With many union pension funds dangerously underfunded, withdrawal liability threatens the livelihood of employers contributing to those funds. Benefits attorney Shaylor Steele of Benesch law firm in Cleveland, Ohio, talked with EBA about this looming threat and how employers and their benefit advisers can address it. 

EBA: Tell us about this issue of withdrawal liability. What sort of pension funds does it affect?

Steele: This notion of withdrawal liability only applies to employers that have a union workforce and, more specifically, those employers who contribute to a union pension fund. If the employer has a union workforce and is subject to a collective bargaining agreement that requires contributions to a union pension fund, withdrawal liability is probably one of the biggest threats to their business right now.

EBA: What is the dilemma presented by withdrawal liability for these employers?

Steele: There’s an actuarial level of benefits that have to be paid or liabilities that have to be paid over a defined period of time and an actuarial amount of assets. If the assets don’t equal the liabilities you have a funding deficiency. Unlike for single employer plans, where the employer is liable itself for the underfunded amount, in this case, the contributing employers are liable for the underfunded amount and not the union. Many of these union funds, for varied reasons, are underfunded right now. Many are only 40%, 30% or 20% funded. The underfunded amount is often hundreds of millions of dollars and sometimes in the billions of dollars. Each employer is liable only for the pro rata potion based on its contributions. So, you can have a very small piece of the pie, but because that pie is so big right now, even having a very small piece of it can lead to really big withdrawal liabilities.

EBA: What else should benefit advisers be telling their employer clients about withdrawal liability?

Steele: The good news here is a withdrawal liability is only triggered by a withdrawal, hence the name. The bad news is that the worst funded plans have to put together a rehabilitation plan for the IRS telling the agency how it will get back to a normal funding level. These plans have certain benchmarks over time, and if the pension plan doesn’t meet those benchmarks a penalty is assessed. The rehabilitation plans also almost always require the contributing employers to put more money into the pension plan than they originally bargained for.

EBA: What can employers do right now to manage this liability?
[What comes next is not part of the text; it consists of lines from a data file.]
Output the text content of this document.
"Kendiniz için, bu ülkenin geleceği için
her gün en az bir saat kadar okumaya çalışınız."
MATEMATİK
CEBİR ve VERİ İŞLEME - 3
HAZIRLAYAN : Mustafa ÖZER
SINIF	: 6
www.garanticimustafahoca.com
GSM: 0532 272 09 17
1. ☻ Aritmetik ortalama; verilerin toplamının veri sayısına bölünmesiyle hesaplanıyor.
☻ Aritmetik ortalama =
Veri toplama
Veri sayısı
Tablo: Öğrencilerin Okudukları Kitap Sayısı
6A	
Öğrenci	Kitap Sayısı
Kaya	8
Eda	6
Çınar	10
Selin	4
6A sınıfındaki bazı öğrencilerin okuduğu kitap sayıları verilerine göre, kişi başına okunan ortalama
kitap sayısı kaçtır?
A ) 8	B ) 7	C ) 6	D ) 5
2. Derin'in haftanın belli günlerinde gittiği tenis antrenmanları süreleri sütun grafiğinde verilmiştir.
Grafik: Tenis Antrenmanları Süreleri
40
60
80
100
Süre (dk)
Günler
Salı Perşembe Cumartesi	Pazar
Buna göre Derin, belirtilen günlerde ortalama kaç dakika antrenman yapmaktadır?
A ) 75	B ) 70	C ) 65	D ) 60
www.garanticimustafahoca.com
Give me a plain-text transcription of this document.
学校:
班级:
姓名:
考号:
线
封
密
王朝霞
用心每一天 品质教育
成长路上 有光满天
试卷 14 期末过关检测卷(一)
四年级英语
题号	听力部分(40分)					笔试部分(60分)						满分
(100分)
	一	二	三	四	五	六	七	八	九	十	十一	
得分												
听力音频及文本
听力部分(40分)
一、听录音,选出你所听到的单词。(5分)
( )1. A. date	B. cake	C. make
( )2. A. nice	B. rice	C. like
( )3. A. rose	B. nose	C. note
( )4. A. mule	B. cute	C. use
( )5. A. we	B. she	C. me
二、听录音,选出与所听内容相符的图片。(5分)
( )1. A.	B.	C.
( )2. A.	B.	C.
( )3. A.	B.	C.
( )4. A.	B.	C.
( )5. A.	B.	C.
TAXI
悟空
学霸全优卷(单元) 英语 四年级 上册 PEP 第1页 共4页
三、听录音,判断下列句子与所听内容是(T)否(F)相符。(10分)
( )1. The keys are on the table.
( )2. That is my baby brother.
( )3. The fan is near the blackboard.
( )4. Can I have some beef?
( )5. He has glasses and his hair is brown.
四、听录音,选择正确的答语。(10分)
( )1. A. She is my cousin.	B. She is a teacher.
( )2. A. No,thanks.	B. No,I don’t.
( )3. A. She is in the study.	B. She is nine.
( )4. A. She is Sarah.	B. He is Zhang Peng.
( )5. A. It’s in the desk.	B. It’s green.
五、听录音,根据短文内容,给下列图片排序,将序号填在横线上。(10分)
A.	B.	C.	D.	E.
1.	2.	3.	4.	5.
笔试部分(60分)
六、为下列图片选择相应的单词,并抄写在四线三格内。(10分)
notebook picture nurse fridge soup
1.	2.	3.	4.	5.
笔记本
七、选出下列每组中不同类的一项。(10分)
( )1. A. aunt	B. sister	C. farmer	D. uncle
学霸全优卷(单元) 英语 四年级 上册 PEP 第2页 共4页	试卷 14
Steele: There are a ton of options for employers. There are three things that we see that are consistent across the board; and employers that do these three things usually end up with a much better situation than employers that don’t.

Those three things are:

1)      Get an annual withdrawal liability assessment. Employers should get this estimate on annual basis to understand how the liability is trending and what the threat is to the company.

2)      Get a copy of the rehabilitation plan or funding improvement plan.

3)      Talk to counsel. I know that sounds self-serving, but the earlier an employer talks to counsel the earlier the employer can understand the variety of ways this will impact them and other businesses they own. Once an employer understands the impact, a short-term, mid-term and long-term plan can be drafted to counter the liabilities.